博士学生の日記です。考えたこと、学んだことを書きます。

基礎科目

私たちは自然科学を研究する者として、基礎科目(物理・化学・生物と、それに必要な数学)を学習することをやめてはいけないと思います。なぜなら、自然科学にはこれまでの長い発見に発見を次いできた歴史があり、私たちはその歴史の流れの中にあるからです。まずは、その歴史のなかで積み重ねられてきたものを学ぶという謙虚な姿勢がなければいけないと思います。

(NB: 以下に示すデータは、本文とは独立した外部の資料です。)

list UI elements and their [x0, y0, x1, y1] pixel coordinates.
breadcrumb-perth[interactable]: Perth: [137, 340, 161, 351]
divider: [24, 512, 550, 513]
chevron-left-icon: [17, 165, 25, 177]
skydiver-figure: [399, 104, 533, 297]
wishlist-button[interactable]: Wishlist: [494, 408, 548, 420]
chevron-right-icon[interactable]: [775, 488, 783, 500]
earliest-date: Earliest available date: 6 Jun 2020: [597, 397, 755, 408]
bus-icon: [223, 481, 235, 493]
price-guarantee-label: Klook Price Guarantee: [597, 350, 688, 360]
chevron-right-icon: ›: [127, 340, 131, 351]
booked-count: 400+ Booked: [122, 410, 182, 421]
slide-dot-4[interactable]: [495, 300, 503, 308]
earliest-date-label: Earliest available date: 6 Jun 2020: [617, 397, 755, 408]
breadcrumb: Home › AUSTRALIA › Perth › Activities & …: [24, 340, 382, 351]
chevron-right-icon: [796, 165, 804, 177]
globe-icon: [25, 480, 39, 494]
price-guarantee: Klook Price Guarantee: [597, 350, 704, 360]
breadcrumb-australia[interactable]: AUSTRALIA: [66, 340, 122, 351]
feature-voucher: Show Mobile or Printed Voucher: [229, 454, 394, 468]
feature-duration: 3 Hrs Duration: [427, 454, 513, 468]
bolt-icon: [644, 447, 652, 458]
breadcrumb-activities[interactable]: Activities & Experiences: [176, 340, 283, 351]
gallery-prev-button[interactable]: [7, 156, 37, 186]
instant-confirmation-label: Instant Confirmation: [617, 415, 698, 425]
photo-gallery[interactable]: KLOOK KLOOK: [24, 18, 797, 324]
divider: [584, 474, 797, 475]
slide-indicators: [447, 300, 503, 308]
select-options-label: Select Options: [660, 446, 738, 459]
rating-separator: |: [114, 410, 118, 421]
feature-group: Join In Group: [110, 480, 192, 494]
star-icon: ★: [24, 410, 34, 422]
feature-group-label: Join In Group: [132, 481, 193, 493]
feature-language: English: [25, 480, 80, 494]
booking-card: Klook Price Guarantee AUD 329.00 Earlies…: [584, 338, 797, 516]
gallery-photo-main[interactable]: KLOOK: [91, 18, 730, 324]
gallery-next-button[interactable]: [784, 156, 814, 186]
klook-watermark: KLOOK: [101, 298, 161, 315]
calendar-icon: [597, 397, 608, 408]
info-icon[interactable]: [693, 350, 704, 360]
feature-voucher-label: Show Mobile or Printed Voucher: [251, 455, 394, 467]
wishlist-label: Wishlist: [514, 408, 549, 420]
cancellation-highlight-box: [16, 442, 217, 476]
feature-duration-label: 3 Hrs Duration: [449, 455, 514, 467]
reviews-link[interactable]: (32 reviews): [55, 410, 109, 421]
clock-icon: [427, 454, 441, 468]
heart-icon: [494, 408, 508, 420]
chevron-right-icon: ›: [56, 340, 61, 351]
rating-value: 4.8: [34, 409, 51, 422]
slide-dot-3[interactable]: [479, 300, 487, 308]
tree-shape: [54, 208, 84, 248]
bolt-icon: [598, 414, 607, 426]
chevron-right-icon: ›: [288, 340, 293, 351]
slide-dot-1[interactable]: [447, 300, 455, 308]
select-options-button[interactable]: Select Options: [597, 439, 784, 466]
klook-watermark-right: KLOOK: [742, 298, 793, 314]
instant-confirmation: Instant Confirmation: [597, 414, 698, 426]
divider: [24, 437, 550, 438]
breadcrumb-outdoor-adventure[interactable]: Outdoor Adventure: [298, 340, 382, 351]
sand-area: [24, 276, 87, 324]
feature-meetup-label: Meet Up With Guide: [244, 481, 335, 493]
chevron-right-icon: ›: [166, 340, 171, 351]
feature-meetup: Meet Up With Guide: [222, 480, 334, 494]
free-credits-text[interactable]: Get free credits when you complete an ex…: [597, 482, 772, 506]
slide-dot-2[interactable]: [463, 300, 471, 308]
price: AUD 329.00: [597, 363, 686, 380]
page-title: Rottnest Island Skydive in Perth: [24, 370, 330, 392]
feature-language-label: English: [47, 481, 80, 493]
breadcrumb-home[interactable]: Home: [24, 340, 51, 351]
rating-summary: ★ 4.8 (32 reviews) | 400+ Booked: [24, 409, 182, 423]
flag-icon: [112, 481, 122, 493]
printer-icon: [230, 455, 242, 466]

そして、これまで積み重ねられてきたものは、私たちが数年で消化しきれてしまうほど少なくはありません。物理だけでも、力学から電磁気学、熱・統計力学量子力学など、それぞれ相当重い内容なはずです。これらを一から習得しようとすると、日々の研究をしながらの場合、(研究者が置かれている立場や状況によりますが)1日にそれらの学習に取れる時間は1時間もあればいいほうでしょう。そう考えると、大学生のような究極にひまな時期にゆっくり時間をかけて勉強しておくことがベストですね。特に物理のような科目は理解を積み重ねるのに時間がかかるので、研究で忙しくなってから始めるというのは全く得策とは言えません。一方で僕は勉強を始めたいと思った時が自分にとってベストなタイミングだとも自分に言い聞かせていますが。

学習を始めるにあたって自分がそれぞれの基礎科目についてどれくらい理解しているのかをわからなければなりません。私の場合、(ここまでこんなに偉そうなことを書いておいてすっごく恥ずかしいのですが、)高校の範囲については、物理は自信がありますが化学は忘れていることがいっぱいあると思います。生物はそもそも受験の関係で高1以来やってこなかったので生物基礎からやりなおす必要があります。ダメダメですね。。

「自分は大学院生なのだから大学の教科書から」という人がいると思いますが、そんな変なこだわりは捨てるべきだと思います。そういうプライドはなしで、本当に自分がどこまで説明できるほどの理解に達しているのかを一度考えてみたほうが近道になると思います。